We aim to create the infrastructure that will enable a lot more locally and sustainably produced food to be consumed in Cambridge.
The majority of our food is distributed over global or national supply chains. Some of this is inevitable: we cannot buy local bananas in Cambridge, for example. And we’re not arguing that local is always the most sustainable option. However, there is a lot of potential for infrastructure to be developed that enables more food grown locally to be consumed locally, shortening supply chains and removing the need for extensive journeys across the country:
Take Cambridge University Catering. They wanted to buy strawberries from Chiver’s Farm, near Histon. But in order to do so, these strawberries had to go on a 200km journey via New Covent Garden Market in London to eventually be consumed around 5km from where they were grown. With the additional miles travelled comes additional environmental impact from emissions.

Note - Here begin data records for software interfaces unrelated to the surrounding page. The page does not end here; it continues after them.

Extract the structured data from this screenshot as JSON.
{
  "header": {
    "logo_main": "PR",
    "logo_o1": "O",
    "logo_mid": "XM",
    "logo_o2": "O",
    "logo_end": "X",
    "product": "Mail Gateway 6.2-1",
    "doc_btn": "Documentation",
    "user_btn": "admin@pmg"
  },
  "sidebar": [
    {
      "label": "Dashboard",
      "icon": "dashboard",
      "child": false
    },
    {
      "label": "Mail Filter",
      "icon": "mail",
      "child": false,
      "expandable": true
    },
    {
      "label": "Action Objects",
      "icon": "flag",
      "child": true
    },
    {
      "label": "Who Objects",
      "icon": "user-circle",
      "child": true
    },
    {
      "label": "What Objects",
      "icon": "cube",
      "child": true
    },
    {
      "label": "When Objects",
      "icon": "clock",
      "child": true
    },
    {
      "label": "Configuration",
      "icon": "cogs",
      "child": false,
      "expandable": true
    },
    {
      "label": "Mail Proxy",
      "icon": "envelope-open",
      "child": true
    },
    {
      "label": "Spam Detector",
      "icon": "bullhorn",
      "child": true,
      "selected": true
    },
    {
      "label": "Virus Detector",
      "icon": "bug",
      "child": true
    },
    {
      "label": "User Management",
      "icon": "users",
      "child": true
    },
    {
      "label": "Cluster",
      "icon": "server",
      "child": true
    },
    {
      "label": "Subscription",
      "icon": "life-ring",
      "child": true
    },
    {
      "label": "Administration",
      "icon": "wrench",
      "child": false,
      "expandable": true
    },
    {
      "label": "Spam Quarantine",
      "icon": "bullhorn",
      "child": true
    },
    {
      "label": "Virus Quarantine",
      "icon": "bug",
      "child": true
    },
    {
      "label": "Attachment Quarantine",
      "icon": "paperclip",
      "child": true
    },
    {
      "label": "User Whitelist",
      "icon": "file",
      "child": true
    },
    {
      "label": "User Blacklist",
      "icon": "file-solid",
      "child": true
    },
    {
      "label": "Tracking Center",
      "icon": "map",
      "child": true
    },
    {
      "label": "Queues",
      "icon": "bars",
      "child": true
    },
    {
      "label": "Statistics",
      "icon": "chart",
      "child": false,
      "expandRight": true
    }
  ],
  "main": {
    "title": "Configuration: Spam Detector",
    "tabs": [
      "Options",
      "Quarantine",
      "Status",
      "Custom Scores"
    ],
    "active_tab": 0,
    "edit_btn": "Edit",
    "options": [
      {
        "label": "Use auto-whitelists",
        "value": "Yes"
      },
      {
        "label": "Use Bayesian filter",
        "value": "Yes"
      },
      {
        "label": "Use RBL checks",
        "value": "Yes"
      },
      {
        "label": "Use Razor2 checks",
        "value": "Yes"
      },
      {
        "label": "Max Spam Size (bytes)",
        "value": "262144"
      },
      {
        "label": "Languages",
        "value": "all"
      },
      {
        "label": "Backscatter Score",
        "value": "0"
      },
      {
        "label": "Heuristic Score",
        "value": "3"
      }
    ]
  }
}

At the heart of the Food Hub will be a substantial food storage and distribution centre which will be predominantly filled with food that has come directly from farms that are local to Cambridge and which has been produced sustainably. From here it can be distributed throughout the city, and in doing so, transform institutional procurement.
This distribution system will be comprised of technological and physical elements:
- Technological: An online trading platform where local farmers can upload produce they have available and buyers can purchase directly from them.
- Physical: A fleet of electric vans to collect produce and distribute it with the minimum environmental impact. The Food Hub building itself will be significant here, with space for food aggregation and storage ready for dispatch.